The partner is Steven Holley. He had not worked on the Bankers Trust case, and he did not know that the amended complaint was under seal. In response to Himelstein's request, Holley simply asked an associate for a copy, and the associate gave it to him, without asking why Holley wanted it and without telling him about the court's order sealing it. The amended complaint was not kept in a secure place, nor was the copy stamped on its face that it was under seal. Nor did Holley follow Sullivan & Cromwell policy by checking first with the partner in charge of the case before giving the complaint to Himelstein.
It gets even worse. Himelstein testified that she had learned the following day that the complaint had been sealed and that she immediately called Holley to tell him. Under oath, Holley several times denied the call (which explained why he had failed for a week thereafter to tell his partners what he had done). In fact, he testified, at the time Himelstein said she had called him, he had not been at his office, but at home. Then, on cross-examination, Holley was impeached with telephone records showing a telephone call from Himelstein to his home that day.

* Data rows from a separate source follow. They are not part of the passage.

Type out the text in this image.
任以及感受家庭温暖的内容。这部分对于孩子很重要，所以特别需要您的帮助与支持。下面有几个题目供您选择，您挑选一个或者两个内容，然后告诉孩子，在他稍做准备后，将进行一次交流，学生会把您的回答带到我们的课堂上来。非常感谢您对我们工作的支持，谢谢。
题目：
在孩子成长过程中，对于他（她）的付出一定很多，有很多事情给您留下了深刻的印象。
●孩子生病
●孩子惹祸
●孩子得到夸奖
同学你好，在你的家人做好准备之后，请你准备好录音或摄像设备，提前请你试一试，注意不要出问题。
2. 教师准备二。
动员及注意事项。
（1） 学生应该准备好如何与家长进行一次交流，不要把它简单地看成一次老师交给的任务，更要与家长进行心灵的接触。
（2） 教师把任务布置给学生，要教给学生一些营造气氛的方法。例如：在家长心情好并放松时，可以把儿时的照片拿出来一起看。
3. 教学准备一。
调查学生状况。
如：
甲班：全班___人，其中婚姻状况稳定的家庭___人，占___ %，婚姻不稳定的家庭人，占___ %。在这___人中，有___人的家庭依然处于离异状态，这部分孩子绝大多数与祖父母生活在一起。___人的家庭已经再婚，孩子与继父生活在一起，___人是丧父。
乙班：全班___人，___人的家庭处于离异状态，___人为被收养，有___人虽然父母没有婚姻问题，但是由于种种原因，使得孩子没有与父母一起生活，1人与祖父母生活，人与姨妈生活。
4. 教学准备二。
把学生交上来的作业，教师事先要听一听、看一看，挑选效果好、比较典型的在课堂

The way Sullivan & Cromwell dealt with a highly sensitive document has to give pause to anyone who considers screening to be an ethical and practical way to avoid conflicts of interest. But the analogy isn't perfect. In fact, the case of Sullivan & Cromwell and Bankers Trust is even more compelling than the usual screening case in showing the fallibility of law firms in protecting sensitive documents. First, Sullivan & Cromwell had requested that the complaint be sealed in order to protect its own client. Second, Sullivan & Cromwell hadn't simply given assurances to an adversary, it had been ordered by a court to maintain confidentiality; thus, the law firm was subject to contempt of court and to sanctions for releasing the document. Third, giving the sealed complaint to a reporter was guaranteed to alert the world that there had been a leak somewhere.
Moreover, the disputed testimony about the telephone call to Holley's home underscores the difficulties of proving a breach of confidentiality. In the Sullivan & Cromwell case, Himelstein had no incentive to go along with Holley's false denial of their telephone conversation. In the typical screening case, by contrast, both parties to any conversation about a former client’s confidences will have an incentive to cover it up.
Another illustration of the unreliability of screens is the case of the New Hampshire Supreme Court. Judges who are disqualified from participation in a case are not supposed to participate in deciding the matter in any way. In effect, they are screened from the case. Ordinarily, we can expect, or hope, that judges will not tolerate violations of screens by their colleagues, if only because there are usually not the same financial incentives as there are in private practice. Nevertheless, a clerk of court revealed that the chief judge had been allowing colleagues to participate in cases in which they had been disqualified, and even, in one case, to control an important decision. During an impeachment investigation, the chief judge then lied repeatedly when questioned about the screening violations.
It appears, therefore, that the skeptics have significant justification for their concerns about the efficacy of screening, and that clients should not be compelled to accept the assurance, “Trust us – we’re lawyers.” Expressing confidence that the lawyers in a disqualification case would respect a screening arrangement, the Second Circuit nevertheless rejected the scheme, observing: “However, we cannot impart this same confidence to the public by court order.”